#Airflow logo code
Operators are pre-built blocks of code that are specialised for certain types of tasks such as running SQL queries or uploading files to a cloud. This makes it a flexible platform suitable for many different workflow use cases.Īnother special feature of Airflow is its concept of "operators", which allow users to define tasks in workflows. Airflow also supports integration with a wide range of sources and tools, including databases, cloud services and various programming languages. This web interface also provides extensive monitoring functionality allowing users to monitor workflow progress, task behaviour and diagnose errors. One of the special features of Apache Airflow is its user-friendly web interface, which allows users to visually plan and manage workflows. It was originally developed by Airbnb and is now an Apache Foundation project. The notifications framework allows you to send messages to external systems when a task instance/DAG run changes state.Apache Airflow is an open source platform for scheduling, managing and monitoring workflows. See the cluster policy docs for more details. By allowing multiple hooks to be defined, it makes it easier for more than one team to run hooks in a single Airflow instance. dag_policy), can now come from Airflow plugins in addition to Airflow local settings. Cluster Policy hooks can come from pluginsĬluster policy hooks (e.g. With a simpler implementation than the outgoing code handling these tasks, tasks stuck in queued will no longer slip through the cracks and stay stuck.įor more details, see the Unsticking Airflow: Stuck Queued Tasks are No More in 2.6.0 Medium post. Consolidation of handling stuck queued tasksĪirflow now has a single configuration, task_queued_timeout, to handle tasks that get stuck in queued for too long. If you choose to filter downstream, this is the result:Ī user-friendly form is now shown to users triggering runs for DAGs with DAG level params. For example, in the screenshot above, describe_integrity is the selected task. You can also filter upstream and downstream from a single task.

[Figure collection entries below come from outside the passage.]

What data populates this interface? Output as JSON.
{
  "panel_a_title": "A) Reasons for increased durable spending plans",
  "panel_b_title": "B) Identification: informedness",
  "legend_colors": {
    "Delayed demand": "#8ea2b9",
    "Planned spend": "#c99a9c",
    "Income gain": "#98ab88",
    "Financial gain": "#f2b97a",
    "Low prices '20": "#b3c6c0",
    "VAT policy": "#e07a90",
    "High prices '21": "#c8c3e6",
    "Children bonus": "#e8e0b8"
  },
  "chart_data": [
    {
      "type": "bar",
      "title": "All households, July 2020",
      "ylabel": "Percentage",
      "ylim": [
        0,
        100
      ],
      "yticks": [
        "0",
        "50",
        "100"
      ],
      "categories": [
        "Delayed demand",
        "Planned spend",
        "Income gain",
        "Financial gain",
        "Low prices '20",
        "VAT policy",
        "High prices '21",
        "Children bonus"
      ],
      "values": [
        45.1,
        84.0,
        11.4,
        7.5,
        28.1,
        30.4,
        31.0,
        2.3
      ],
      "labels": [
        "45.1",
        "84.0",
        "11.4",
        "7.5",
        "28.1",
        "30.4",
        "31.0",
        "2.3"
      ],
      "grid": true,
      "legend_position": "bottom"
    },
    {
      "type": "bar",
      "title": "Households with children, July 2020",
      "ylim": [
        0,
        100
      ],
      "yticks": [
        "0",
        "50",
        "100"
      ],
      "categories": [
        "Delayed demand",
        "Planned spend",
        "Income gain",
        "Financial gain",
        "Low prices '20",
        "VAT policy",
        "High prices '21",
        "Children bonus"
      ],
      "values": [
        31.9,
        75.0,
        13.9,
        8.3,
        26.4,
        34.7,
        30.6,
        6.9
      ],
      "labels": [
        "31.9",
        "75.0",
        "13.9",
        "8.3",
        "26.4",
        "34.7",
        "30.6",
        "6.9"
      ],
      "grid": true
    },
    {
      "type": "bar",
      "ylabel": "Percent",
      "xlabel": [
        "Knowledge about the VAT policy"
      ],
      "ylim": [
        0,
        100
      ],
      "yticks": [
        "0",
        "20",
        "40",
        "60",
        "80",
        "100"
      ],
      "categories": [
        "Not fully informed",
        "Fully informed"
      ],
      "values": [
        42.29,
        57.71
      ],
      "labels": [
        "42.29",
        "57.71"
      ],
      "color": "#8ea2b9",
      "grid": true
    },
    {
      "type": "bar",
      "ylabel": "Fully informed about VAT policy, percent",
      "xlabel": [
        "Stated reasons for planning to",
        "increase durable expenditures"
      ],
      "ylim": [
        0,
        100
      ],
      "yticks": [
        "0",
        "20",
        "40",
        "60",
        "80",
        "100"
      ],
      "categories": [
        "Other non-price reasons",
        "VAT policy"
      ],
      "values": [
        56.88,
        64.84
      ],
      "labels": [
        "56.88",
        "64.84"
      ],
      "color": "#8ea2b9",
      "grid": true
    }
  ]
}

This offers a more integrated graph representation of the DAG, where choosing a task in either the grid or graph will highlight the same task in both views. Most notably, there is now a graph tab in the grid view. The grid view has received a number of minor improvements in this release.
#Airflow logo update
They appear right alongside the rest of the logs from your task.Īdding this feature required changes across the entire Airflow logging stack, so be sure to update your providers if you are using remote logging. Trigger logs have now been added to task logs. Trigger logs can now be viewed in webserver 🐳 Docker Image: “docker pull apache/airflow:2.6.0”Īs the changelog is quite large, the following are some notable new features that shipped in this release.

I am excited to announce that Apache Airflow 2.6.0 has been released, bringing many minor features and improvements to the community.Īpache Airflow 2.6.0 contains over 500 commits, which include 42 new features, 58 improvements, 38 bug fixes, and 17 documentation changes.